Women should get to be the breadwinner; or to stay home, or try and mix both. And so should our fellas.

So thank you, LITFC, for bringing home to my husband a reality that, however many times I've tried to explain, he hasn't been able to grasp. (Like a lot of us, he needs to experience something himself before truly understanding how it feels.) Thanks for demonstrating that we're still knee deep in the belief that women stay at home and look after the kids, and men go out to work.

Double thanks because my husband had the kids while I'd gone for a pedicure; the first time I'd been without my eight week old, but I desperately wanted pretty hooves now I can SEE THEM AGAIN, and now I know I can have some precious time to myself, and everyone will be okay.

Thanks for helping him think more about how I might be feeling, because now I've admitted to him I'm struggling with a return to snap judgements. So far I've been questioned quite aggressively by complete strangers on:

Why I am bottle feeding;

If my son's clothes are organic cotton;

If he's warm and/or cool enough in the clothes I dressed him in; and

Whether my five-year-old should be touching his head.

Thanks for letting him feel, if only for one tiny moment, the outrage and sadness that some women have expectations of women with children, and they're not about going out to work. He truly thought I was overstating the situation, or that if it did happen, it would be by middle aged men, and it would be in the workplace.
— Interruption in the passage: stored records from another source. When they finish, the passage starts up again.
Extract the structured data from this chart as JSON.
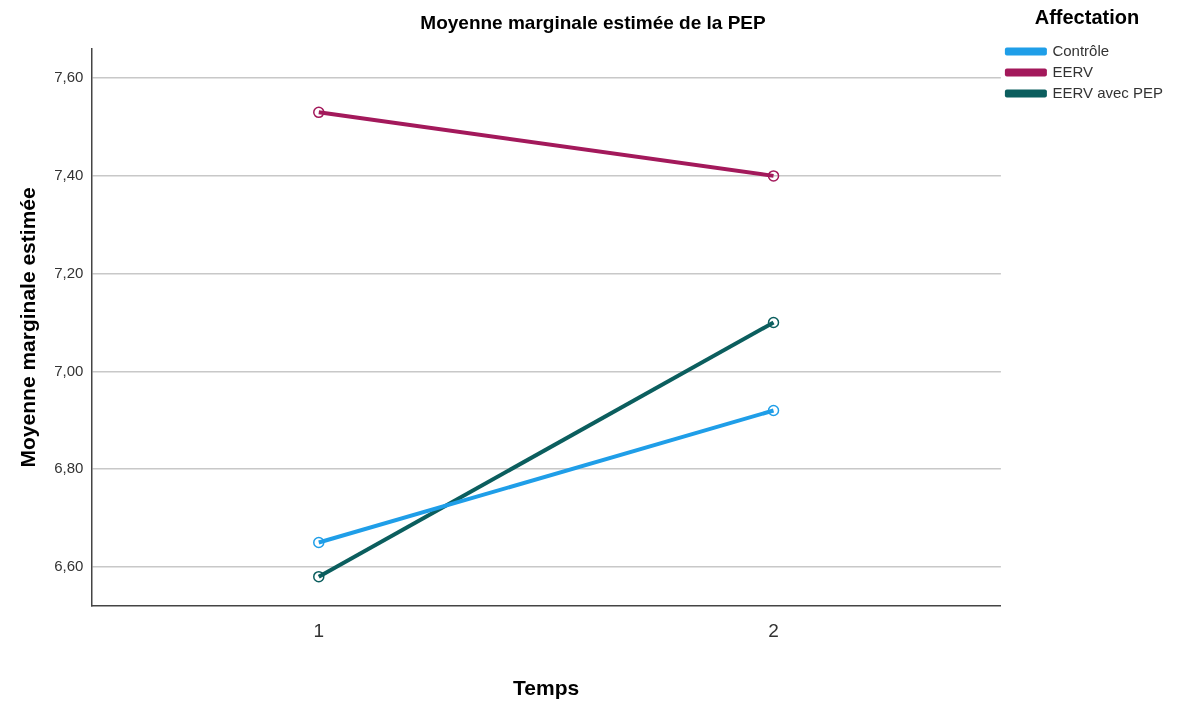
{
  "chart_data": {
    "type": "line",
    "title": "Moyenne marginale estimée de la PEP",
    "xlabel": "Temps",
    "ylabel": "Moyenne marginale estimée",
    "legend_title": "Affectation",
    "categories": [
      "1",
      "2"
    ],
    "series": [
      {
        "name": "Contrôle",
        "color": "#1f9ee8",
        "values": [
          6.65,
          6.92
        ]
      },
      {
        "name": "EERV",
        "color": "#a3195b",
        "values": [
          7.53,
          7.4
        ]
      },
      {
        "name": "EERV avec PEP",
        "color": "#0b5e5e",
        "values": [
          6.58,
          7.1
        ]
      }
    ],
    "ylim": [
      6.52,
      7.66
    ],
    "yticks": [
      {
        "value": 6.6,
        "label": "6,60"
      },
      {
        "value": 6.8,
        "label": "6,80"
      },
      {
        "value": 7.0,
        "label": "7,00"
      },
      {
        "value": 7.2,
        "label": "7,20"
      },
      {
        "value": 7.4,
        "label": "7,40"
      },
      {
        "value": 7.6,
        "label": "7,60"
      }
    ],
    "grid": "y",
    "legend": "top right",
    "marker": "circle",
    "line_style": "solid"
  }
}
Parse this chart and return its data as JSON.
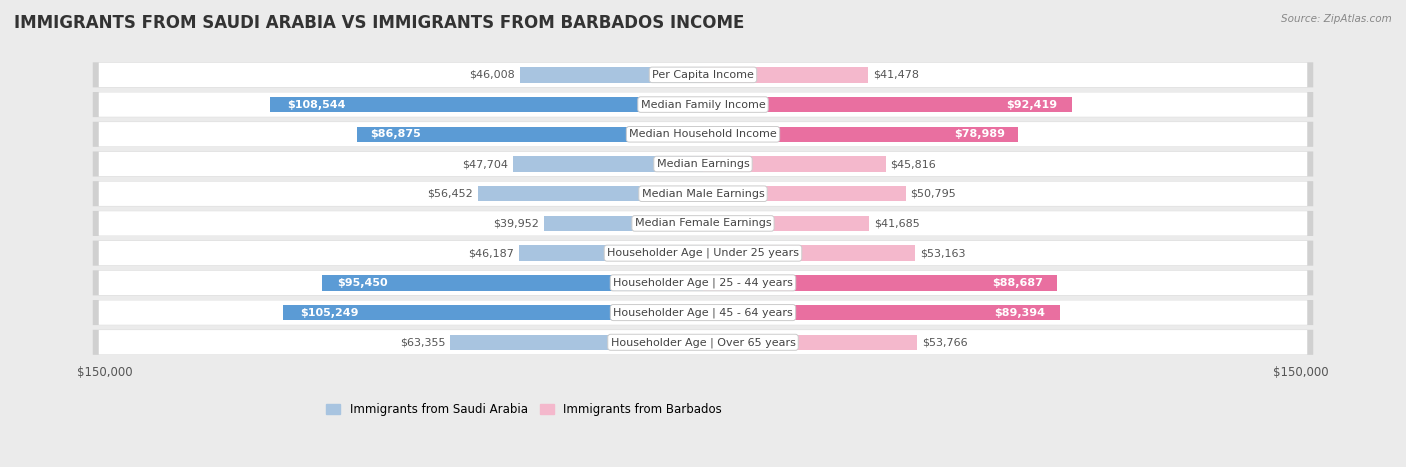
{
  "title": "IMMIGRANTS FROM SAUDI ARABIA VS IMMIGRANTS FROM BARBADOS INCOME",
  "source": "Source: ZipAtlas.com",
  "categories": [
    "Per Capita Income",
    "Median Family Income",
    "Median Household Income",
    "Median Earnings",
    "Median Male Earnings",
    "Median Female Earnings",
    "Householder Age | Under 25 years",
    "Householder Age | 25 - 44 years",
    "Householder Age | 45 - 64 years",
    "Householder Age | Over 65 years"
  ],
  "saudi_values": [
    46008,
    108544,
    86875,
    47704,
    56452,
    39952,
    46187,
    95450,
    105249,
    63355
  ],
  "barbados_values": [
    41478,
    92419,
    78989,
    45816,
    50795,
    41685,
    53163,
    88687,
    89394,
    53766
  ],
  "saudi_labels": [
    "$46,008",
    "$108,544",
    "$86,875",
    "$47,704",
    "$56,452",
    "$39,952",
    "$46,187",
    "$95,450",
    "$105,249",
    "$63,355"
  ],
  "barbados_labels": [
    "$41,478",
    "$92,419",
    "$78,989",
    "$45,816",
    "$50,795",
    "$41,685",
    "$53,163",
    "$88,687",
    "$89,394",
    "$53,766"
  ],
  "saudi_color_normal": "#a8c4e0",
  "saudi_color_highlight": "#5b9bd5",
  "barbados_color_normal": "#f4b8cc",
  "barbados_color_highlight": "#e96fa0",
  "saudi_highlight": [
    1,
    2,
    7,
    8
  ],
  "barbados_highlight": [
    1,
    2,
    7,
    8
  ],
  "max_value": 150000,
  "legend_saudi": "Immigrants from Saudi Arabia",
  "legend_barbados": "Immigrants from Barbados",
  "bg_color": "#ebebeb",
  "title_fontsize": 12,
  "label_fontsize": 8,
  "category_fontsize": 8
}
So thank you. And one final thing while I've got your ear, LITFC. Now I've said my thanks, I'd like to ask you to stop congratulating men on caring for their kids. I don't want to live in a society where we are considered lucky to have a fella who wants to. Because they could be the kind of guy who is already congratulating himself, and chalking up his brownie points. He might be a guy who loves spending time with his kids. But mainly because it does parents everywhere a disservice. Because women should get to be the breadwinner; or to stay home, or try and mix both. And so should our fellas.

Choices like those are what we've all been fighting for. So we get to be part of a truly equal partnership, where both parents do the caring, immaterial of who does the earning. And dammit, LITFC we should all be able to go and get our nails did, and know that our fella will be given a break for looking after the family.

Thanking my husband for looking after our kids? That's a no, thank you.